Frozen Eggs Safeguarded Her Options

Single, in her mid-30s and finding out Mr. Right was Mr. Wrong, Kelley decided to preserve her dreams of motherhood.

frozen eggs | couple in front of Golden Gate bridge | RSC Bay Area
When Kelley met her husband, the eggs she’d frozen years prior helped the couple conceive.

Shortly after Kelley’s long-term relationship came to an end when she was 33 years old, she was faced with a question she’d not previously considered. During an annual exam, her OB-GYN asked her if she’d given any thought to freezing her eggs to preserve her reproductive options. The doctor explained that after age 35, women often have more difficulty conceiving and carrying a healthy baby to term.

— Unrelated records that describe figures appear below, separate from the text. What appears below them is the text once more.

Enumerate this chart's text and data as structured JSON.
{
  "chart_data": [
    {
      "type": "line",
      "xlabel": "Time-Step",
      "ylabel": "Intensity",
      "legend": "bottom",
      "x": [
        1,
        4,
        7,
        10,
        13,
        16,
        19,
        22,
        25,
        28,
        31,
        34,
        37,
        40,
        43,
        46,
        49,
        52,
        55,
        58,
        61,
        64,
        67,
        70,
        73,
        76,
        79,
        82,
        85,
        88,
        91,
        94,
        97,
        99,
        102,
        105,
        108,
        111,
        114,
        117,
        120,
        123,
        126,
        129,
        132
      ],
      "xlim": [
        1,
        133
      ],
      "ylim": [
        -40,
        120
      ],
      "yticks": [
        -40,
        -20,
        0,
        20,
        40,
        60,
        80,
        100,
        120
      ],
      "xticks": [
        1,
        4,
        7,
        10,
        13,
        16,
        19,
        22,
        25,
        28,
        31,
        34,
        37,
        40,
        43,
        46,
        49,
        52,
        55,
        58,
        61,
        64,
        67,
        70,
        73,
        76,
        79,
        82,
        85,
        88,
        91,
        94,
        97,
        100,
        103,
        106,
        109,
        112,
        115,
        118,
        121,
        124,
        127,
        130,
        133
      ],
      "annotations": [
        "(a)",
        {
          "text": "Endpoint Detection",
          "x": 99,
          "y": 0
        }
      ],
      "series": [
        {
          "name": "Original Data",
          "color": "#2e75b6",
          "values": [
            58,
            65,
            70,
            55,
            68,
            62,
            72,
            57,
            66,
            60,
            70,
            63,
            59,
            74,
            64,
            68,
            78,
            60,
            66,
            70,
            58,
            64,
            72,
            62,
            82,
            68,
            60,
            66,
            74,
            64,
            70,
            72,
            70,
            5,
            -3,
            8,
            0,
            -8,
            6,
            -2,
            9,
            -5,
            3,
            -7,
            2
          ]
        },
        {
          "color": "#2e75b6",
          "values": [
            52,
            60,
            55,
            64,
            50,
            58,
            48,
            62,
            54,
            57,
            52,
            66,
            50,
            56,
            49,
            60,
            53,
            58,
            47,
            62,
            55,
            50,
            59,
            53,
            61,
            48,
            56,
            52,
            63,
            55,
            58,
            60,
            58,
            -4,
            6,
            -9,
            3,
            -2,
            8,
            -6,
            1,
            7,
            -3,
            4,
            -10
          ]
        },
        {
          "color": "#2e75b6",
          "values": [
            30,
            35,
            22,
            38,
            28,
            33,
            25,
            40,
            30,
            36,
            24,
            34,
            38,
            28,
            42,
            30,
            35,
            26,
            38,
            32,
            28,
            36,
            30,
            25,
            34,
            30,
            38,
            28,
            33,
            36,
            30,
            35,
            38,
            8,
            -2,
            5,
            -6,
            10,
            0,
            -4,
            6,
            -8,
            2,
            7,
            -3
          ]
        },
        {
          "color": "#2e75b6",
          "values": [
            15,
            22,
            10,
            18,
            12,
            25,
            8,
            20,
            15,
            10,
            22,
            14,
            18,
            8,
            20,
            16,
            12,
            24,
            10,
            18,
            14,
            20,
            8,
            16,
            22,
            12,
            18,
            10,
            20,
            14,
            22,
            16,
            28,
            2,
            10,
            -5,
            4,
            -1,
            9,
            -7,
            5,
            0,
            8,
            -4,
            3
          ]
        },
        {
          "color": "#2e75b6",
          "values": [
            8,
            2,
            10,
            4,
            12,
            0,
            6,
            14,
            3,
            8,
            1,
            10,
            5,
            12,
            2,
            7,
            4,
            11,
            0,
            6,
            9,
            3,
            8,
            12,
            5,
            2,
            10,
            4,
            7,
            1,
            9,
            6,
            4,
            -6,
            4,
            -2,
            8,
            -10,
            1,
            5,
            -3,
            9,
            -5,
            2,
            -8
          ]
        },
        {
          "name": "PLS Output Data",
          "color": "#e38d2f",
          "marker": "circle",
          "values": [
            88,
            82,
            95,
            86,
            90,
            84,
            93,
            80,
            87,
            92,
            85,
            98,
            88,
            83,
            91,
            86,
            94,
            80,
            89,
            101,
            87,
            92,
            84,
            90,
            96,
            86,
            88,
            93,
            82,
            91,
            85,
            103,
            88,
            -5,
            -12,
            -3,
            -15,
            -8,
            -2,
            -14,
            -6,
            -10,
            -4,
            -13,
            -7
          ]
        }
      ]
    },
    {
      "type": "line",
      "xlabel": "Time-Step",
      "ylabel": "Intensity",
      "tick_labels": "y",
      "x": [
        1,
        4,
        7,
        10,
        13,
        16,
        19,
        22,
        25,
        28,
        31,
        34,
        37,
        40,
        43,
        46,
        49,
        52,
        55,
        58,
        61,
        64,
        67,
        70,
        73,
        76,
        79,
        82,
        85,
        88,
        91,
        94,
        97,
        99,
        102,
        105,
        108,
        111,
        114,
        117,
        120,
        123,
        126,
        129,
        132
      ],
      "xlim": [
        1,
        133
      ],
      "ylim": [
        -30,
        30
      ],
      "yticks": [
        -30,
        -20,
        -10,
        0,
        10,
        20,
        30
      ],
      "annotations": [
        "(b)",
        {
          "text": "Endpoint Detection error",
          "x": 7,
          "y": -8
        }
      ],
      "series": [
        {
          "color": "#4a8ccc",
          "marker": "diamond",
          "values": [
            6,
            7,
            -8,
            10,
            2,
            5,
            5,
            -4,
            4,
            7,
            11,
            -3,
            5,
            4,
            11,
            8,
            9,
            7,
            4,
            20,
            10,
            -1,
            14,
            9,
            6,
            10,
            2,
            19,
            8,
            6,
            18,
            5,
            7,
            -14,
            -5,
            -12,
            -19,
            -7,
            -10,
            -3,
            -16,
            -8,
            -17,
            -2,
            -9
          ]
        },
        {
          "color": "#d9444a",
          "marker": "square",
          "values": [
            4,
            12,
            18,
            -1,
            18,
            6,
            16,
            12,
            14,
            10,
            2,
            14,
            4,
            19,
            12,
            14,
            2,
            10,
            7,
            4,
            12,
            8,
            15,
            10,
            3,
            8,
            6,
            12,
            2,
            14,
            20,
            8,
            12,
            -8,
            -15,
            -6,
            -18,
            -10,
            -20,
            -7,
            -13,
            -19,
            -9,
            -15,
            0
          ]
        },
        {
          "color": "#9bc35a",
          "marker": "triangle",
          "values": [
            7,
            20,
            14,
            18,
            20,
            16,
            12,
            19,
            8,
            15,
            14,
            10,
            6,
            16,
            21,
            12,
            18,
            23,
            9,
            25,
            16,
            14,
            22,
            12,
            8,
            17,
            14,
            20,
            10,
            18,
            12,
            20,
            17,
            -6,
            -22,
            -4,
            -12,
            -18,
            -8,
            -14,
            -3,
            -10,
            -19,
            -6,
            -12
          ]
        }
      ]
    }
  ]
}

“I’d always wanted to be a mom, but I was starting to get worried,” says Kelley, which for the sake of privacy is not her real name. “A girlfriend of mine had frozen her eggs in her mid-30s so I had some familiarity with it and decided I would look into it. My OB-GYN referred me to a few fertility doctors including Dr. Sgarlata (now retired) at Reproductive Science Center.”

Before her visit to RSC, Kelley had a disheartening consultation at another clinic. When she brought up the topic of frozen eggs, she was told her future odds of success were slight.

“The doctor at the other clinic really downplayed egg freezing, saying I’d need at least 20 eggs, which would require at least two cycles,” Kelley recalls. “I understand that he was trying to set realistic expectations, but he really made me feel like I had no chance.

“Dr. Sgarlata’s office had a totally different vibe. He gave me hope. He couldn’t offer me any guarantees but he was very encouraging. He said that based on my tests that I would be a good candidate to pursue egg freezing. After one cycle, I ended up getting 13 eggs from the retrieval procedure at RSC.”


Finding love and facing obstacles

Shortly after banking frozen eggs at RSC, Kelley began dating the man who would soon become her husband. Happy and in love, the couple started trying to have children shortly after walking the aisle. Kelley wanted to try to conceive naturally, but she knew she had the eggs as a backup plan.

“We tried for about a year on our own, but I didn’t get pregnant,” Kelley explains. “Then we went back to RSC and talked to Dr. Deborah Wachs. She laid out all of our options given our circumstances and explained our odds of conceiving. I don’t think my husband was ready to go through IVF or any other type of treatment so we decided we’d keep trying naturally for a little bit longer.”

Now 37 years old, Kelley continued to struggle to get pregnant. She visited her OB/GYN, who recommended she start taking Clomid, a medication that stimulates ovulation. This medication is often coupled with ultrasound monitoring, allowing the doctor to administer an injection that triggers the release of egg follicles on the ovaries when they reach maturity. In Kelley’s case, the ultrasound turned up something unexpected.

“The technician said that she observed uterine polyps on the ultrasound,” Kelley explains. “I left the OB/GYN feeling distraught. The info she gave me was very vague. I called Dr. Wachs and I was in tears as I spoke with her. She assured me that this wasn’t the end of the world and that treatment was possible.”


Pursuing IVF with frozen eggs

Dr. Wachs partnered with Kelley and her husband to develop a game plan. First, they scheduled an outpatient surgical procedure to remove the polyps, which can prevent an embryo from implanting in the uterus.

“During my procedure, Dr. Wachs was at my bedside rubbing my feet and making sure I was comfortable,” Kelley recalls. “I just don’t know many doctors who are that caring.”

Even with the polyps removed, Dr. Wachs explained that based on the results of fertility testing, the length of time they had been trying, as well as Kelley’s age, the couple’s chances of conceiving naturally were still quite low – around 5 percent in any given month. In vitro fertilization (IVF) using Kelley’s frozen eggs had a much better prognosis, so they decided to pursue this route.

“Dr. Wachs respected our wishes to not have an excessive number of embryos,” says Kelley. “She thawed six of the 13 frozen eggs and all six survived. We ended up with three viable embryos. We transferred one, and froze the other two. Dr. Wachs came in on her day off to do the transfer personally, because I wanted her to be the one to do it.”


Egg freezing is an investment

Now in the midst of her second trimester of pregnancy, Kelley and her husband expect to meet their daughter this September (prenatal testing revealed the gender). After that, they’re considering returning to RSC to continue building their family.

“We definitely want more kids,” Kelley says. “We may try naturally again, but we know we have those two healthy embryos left so we will probably be back for the others.

“Egg freezing is a financial investment,” she continues. “But fertility isn’t something you can get back. There’s no amount of money in my mind that’s worth more than that.”